The three boys progress through shoplifting and smoking purloined cigarettes, to an eye-wateringly cruel game of cards/ knuckles, which results in the winner bashing the loser on the back of his hand with the bunched deck of cards, edge downwards. "The corner of the pack has dug right in behind my biggest knuckle, and a curl of skin has flipped upwards. Underneath, there's colourless stuff that isn't skin. It's whitish, then it goes red in front of my eyes."

But the ruthless dynamics of the three-way friendship mean that, sooner or later, one of the three will lose out; and before long, Ben is left in baffled loneliness, longing to get back in with them, but unable to work out how. When the dénouement comes, it somehow remains shocking even though it comes as no surprise.
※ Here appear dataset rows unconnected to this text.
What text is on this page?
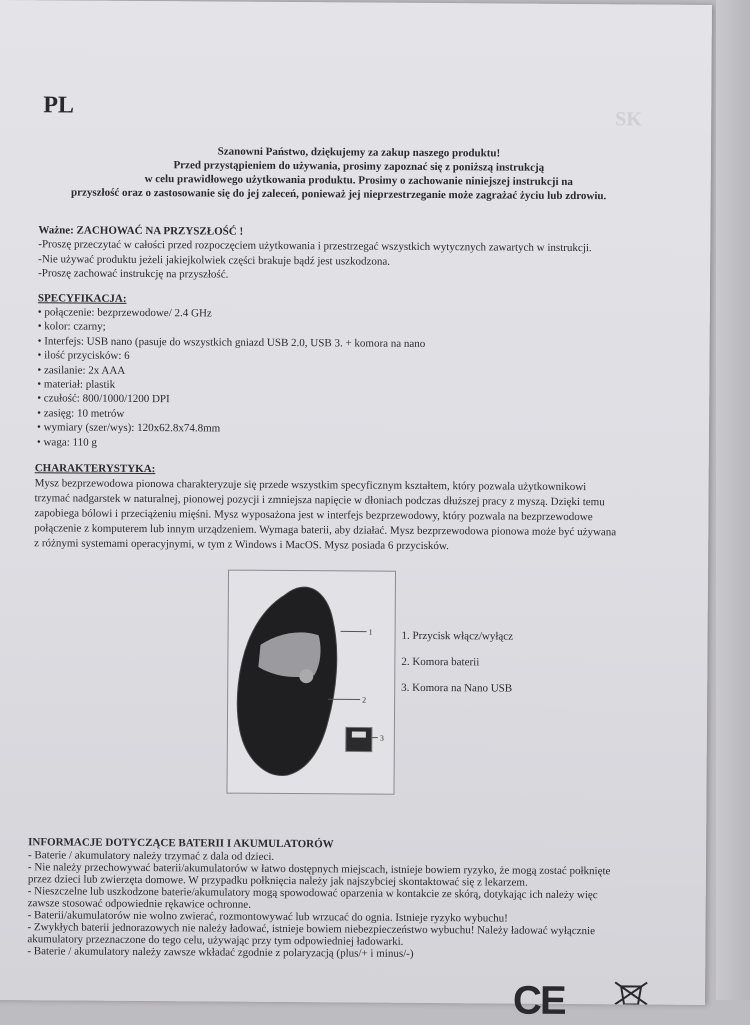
SK
PL
Szanowni Państwo, dziękujemy za zakup naszego produktu!
Przed przystąpieniem do używania, prosimy zapoznać się z poniższą instrukcją
w celu prawidłowego użytkowania produktu. Prosimy o zachowanie niniejszej instrukcji na
przyszłość oraz o zastosowanie się do jej zaleceń, ponieważ jej nieprzestrzeganie może zagrażać życiu lub zdrowiu.
Ważne: ZACHOWAĆ NA PRZYSZŁOŚĆ !
-Proszę przeczytać w całości przed rozpoczęciem użytkowania i przestrzegać wszystkich wytycznych zawartych w instrukcji.
-Nie używać produktu jeżeli jakiejkolwiek części brakuje bądź jest uszkodzona.
-Proszę zachować instrukcję na przyszłość.
SPECYFIKACJA:
• połączenie: bezprzewodowe/ 2.4 GHz
• kolor: czarny;
• Interfejs: USB nano (pasuje do wszystkich gniazd USB 2.0, USB 3. + komora na nano
• ilość przycisków: 6
• zasilanie: 2x AAA
• materiał: plastik
• czułość: 800/1000/1200 DPI
• zasięg: 10 metrów
• wymiary (szer/wys): 120x62.8x74.8mm
• waga: 110 g
CHARAKTERYSTYKA:
Mysz bezprzewodowa pionowa charakteryzuje się przede wszystkim specyficznym kształtem, który pozwala użytkownikowi
trzymać nadgarstek w naturalnej, pionowej pozycji i zmniejsza napięcie w dłoniach podczas dłuższej pracy z myszą. Dzięki temu
zapobiega bólowi i przeciążeniu mięśni. Mysz wyposażona jest w interfejs bezprzewodowy, który pozwala na bezprzewodowe
połączenie z komputerem lub innym urządzeniem. Wymaga baterii, aby działać. Mysz bezprzewodowa pionowa może być używana
z różnymi systemami operacyjnymi, w tym z Windows i MacOS. Mysz posiada 6 przycisków.
1
2
3
1. Przycisk włącz/wyłącz
2. Komora baterii
3. Komora na Nano USB
INFORMACJE DOTYCZĄCE BATERII I AKUMULATORÓW
- Baterie / akumulatory należy trzymać z dala od dzieci.
- Nie należy przechowywać baterii/akumulatorów w łatwo dostępnych miejscach, istnieje bowiem ryzyko, że mogą zostać połknięte
przez dzieci lub zwierzęta domowe. W przypadku połknięcia należy jak najszybciej skontaktować się z lekarzem.
- Nieszczelne lub uszkodzone baterie/akumulatory mogą spowodować oparzenia w kontakcie ze skórą, dotykając ich należy więc
zawsze stosować odpowiednie rękawice ochronne.
- Baterii/akumulatorów nie wolno zwierać, rozmontowywać lub wrzucać do ognia. Istnieje ryzyko wybuchu!
- Zwykłych baterii jednorazowych nie należy ładować, istnieje bowiem niebezpieczeństwo wybuchu! Należy ładować wyłącznie
akumulatory przeznaczone do tego celu, używając przy tym odpowiedniej ładowarki.
- Baterie / akumulatory należy zawsze wkładać zgodnie z polaryzacją (plus/+ i minus/-)
CE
Shocking, but horribly credible, in other words.

Bad Influence is reminiscent of a certain real-life case, but to identify it would do Sutcliffe a disservice, since this is abundantly a tale from an independent imagination, not a reheated horror story from the tabloids. And horrifying though the conclusion is, the journey there is often hilarious. Ben gives us a 10-year-old's fresh view of the minutiae of ordinary suburban life, which sometimes come with helpful graphics, such as the graph labelled "Figure 1", illustrative of the phenomenon of "Boy Room Pong", with two axes plotting Age of Boy against Smelliness of Room (measured in Cheesiness), and ranging from "nice", to "funny but edible", to "Oh my God! Something's died in here."

Sutcliffe is a deft comic writer who also possesses a keen sense of humanity's capacity for unreflecting selfishness and cruelty - which makes him something far more than merely a comic writer. You pay uneasy attention to some of his jokes as well as laughing at them. His only fault is that his novels are so short. Impeccable, but short. In Sutcliffe's case, you definitely feel that more would mean more.